Since his artistic debut forty years ago, Okazaki has also been well-known for his relief works, a series of geometric fragments (akin to small axonometric structures) installed in relation to the surrounding architectural space. The reliefs and spatial expression between them when installed together transcends the actual work themselves. Just as the natural light alters the mood of the installation throughout the day, each series—which possess titles of specific places in Tokyo as well as abstract numbers—triggers an individual’s spatiotemporal perceptions of concrete memories and places, and impressions derived from the palette. These spaces, formed by the geometrical structures between each of the reliefs, thus conjure immeasurable, allegorical spaces of memory.

As Okazaki tells it, “We sense something, we feel something. When we examine why we feel the way we do, we invariably arrive at the multiplicity of structures that have haunted our mind and built the relationship between our mind and the world (external world). One will realize that they are nothing more than a mere reflection of the intellectual constructs that existed before the mind and the world (the external world) appeared. Interestingly, a work of art gives us a chance to realize this.”

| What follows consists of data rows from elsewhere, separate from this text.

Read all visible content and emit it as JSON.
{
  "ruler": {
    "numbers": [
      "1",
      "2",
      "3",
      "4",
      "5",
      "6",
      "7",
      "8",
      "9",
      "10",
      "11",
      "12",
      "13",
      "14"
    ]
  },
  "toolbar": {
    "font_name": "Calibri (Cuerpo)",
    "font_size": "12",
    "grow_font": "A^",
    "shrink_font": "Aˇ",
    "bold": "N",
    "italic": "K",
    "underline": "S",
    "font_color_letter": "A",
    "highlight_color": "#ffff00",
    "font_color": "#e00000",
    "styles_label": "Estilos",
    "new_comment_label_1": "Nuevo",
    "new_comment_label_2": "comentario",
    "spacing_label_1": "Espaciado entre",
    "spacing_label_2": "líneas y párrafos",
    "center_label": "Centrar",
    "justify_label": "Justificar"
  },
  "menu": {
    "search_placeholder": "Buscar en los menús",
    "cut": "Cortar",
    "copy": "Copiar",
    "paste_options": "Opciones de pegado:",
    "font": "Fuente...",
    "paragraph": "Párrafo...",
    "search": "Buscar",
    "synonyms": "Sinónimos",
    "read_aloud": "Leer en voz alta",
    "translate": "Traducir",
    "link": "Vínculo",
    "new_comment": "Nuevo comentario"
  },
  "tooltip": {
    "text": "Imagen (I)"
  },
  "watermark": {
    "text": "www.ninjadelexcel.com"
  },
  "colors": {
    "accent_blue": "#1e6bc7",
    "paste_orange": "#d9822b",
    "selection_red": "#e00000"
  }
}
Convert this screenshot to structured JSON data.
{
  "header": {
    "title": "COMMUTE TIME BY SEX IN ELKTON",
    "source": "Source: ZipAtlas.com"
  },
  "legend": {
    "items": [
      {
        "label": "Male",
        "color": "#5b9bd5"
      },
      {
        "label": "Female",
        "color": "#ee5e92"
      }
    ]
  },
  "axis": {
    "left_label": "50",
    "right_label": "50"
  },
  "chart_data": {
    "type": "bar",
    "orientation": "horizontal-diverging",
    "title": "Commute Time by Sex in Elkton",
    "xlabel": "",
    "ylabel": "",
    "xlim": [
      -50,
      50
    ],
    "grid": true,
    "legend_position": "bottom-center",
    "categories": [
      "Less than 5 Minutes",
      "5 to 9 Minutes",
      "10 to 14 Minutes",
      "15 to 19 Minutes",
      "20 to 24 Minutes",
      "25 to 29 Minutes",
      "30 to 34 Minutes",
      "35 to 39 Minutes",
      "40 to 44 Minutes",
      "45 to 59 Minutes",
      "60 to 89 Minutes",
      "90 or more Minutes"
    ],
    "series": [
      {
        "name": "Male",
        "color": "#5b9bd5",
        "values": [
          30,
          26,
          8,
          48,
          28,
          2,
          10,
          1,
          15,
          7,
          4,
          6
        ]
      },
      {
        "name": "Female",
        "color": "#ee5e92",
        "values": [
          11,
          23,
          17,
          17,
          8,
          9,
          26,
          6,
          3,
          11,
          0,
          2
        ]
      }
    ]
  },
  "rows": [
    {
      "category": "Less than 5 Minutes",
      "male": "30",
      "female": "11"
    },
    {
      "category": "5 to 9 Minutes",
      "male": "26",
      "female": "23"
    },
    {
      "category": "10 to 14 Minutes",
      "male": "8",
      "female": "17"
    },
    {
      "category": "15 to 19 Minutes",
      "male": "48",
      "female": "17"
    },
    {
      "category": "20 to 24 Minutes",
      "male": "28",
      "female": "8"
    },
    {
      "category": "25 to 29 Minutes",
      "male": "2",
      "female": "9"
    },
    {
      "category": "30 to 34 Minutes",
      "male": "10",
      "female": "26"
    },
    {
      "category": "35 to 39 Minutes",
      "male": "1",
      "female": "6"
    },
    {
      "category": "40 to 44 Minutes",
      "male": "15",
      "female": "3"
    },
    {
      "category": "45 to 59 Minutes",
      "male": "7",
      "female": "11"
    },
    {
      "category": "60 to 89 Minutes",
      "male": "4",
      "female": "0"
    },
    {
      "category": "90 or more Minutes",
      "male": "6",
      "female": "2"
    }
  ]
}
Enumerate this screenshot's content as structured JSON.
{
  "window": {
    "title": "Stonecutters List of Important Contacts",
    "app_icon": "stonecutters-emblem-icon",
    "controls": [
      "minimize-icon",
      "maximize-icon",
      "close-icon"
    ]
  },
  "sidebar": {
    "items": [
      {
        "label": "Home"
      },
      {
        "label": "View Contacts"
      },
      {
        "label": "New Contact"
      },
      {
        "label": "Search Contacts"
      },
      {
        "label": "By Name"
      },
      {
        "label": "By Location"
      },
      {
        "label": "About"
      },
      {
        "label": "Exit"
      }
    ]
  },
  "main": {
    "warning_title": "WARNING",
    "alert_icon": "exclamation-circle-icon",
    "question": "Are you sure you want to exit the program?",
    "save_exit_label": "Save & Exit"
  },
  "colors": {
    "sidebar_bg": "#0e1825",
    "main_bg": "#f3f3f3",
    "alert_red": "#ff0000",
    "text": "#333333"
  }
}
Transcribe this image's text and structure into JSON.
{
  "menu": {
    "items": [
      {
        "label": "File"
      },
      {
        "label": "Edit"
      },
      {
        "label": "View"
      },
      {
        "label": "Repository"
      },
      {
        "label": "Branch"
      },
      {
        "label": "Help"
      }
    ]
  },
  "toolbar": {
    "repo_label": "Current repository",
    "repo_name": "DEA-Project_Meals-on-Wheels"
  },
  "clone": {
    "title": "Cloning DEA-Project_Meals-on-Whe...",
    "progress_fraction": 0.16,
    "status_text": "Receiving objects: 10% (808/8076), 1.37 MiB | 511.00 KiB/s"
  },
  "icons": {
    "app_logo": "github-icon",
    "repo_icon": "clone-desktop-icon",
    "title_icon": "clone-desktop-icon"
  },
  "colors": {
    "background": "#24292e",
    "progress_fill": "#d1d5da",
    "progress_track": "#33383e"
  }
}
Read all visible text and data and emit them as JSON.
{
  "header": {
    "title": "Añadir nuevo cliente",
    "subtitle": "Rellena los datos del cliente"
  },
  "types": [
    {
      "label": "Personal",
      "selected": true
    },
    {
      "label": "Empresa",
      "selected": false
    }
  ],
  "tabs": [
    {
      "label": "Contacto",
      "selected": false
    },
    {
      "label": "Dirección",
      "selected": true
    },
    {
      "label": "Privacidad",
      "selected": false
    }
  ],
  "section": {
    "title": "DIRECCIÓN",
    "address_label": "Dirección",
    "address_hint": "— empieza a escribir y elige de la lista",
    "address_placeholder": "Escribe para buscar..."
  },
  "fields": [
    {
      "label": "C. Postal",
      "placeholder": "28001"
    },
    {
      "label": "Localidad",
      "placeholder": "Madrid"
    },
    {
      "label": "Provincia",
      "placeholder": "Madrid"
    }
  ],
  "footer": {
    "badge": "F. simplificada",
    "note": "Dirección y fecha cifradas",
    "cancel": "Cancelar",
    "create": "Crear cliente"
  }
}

Kenjirō Okazaki lives and works in Tokyo. His work was prominently featured in independent curator Mika Yoshitake’s 2019 two-part exhibition at Blum & Poe, Los Angeles, Parergon: Japanese Art of the 1980s and 1990s, the artist’s first presentation on the West Coast since his inclusion in the seminal traveling exhibition of 1994 curated by Alexandra Munroe, Japanese Art after 1945: Scream Against the Sky (Yokohama Museum of Art, Yokohama, Japan; traveled to the Guggenheim Museum, New York, NY; San Francisco Museum of Modern Art, San Francisco, CA). His work has been exhibited in institutional solo exhibitions including at the National Museum of Modern Art, Tokyo, Japan (2020); Toyota Municipal Museum of Art, Aichi, Japan (2019, 2020); Kaze-no-sawa Museum, Miyagi, Japan (2016); BankArt29, Yokohama, Japan (2014); Museum of Contemporary Art, Tokyo, Japan (2009); Sezon Museum of Modern Art, Nagano, Japan (2002); and Musée des Beaux-Arts d’Agen, Agen, France (1994). His work is represented in the permanent collections of the Agency for Cultural Affairs, Tokyo, Japan; Chiba City Museum of Art, Chiba, Japan; Hiroshima City Museum of Contemporary Art, Hiroshima, Japan; Museum of Contemporary Art, Tokyo, Japan; Museum of Modern Art, Toyama, Japan; National Museum of Art, Osaka, Japan; National Museum of Modern Art, Tokyo, Japan; Sezon Museum of Modern Art, Nagano, Japan; and Toyota Municipal Museum of Art, Toyota, Japan; among many other museums and public collections.

Okazaki has wielded great influence within and beyond the field of art. His publication, Renaissance: Condition of Experience (Chikuma Shobō, 2001/Bungeishunjū Gakugei Library, 2014) was praised by critic and curator Akira Asada as “the birth of the historical text.” A revered professor, he founded and directed the Yotsuya Art Studium in 2004, a base for new educational and creative activities. In 2014, he received the Smithsonian Artist Research Fellowship (SARF) at Hirshhorn Museum and Sculpture Garden. In 2019, he won the Ministry of Education Award in Fine Arts for his publication Abstract Art As Impact: Analysis of Modern Art (Aki Shobō, 2018). He is currently a visiting professor at Musashino Art University and University of Tokyo.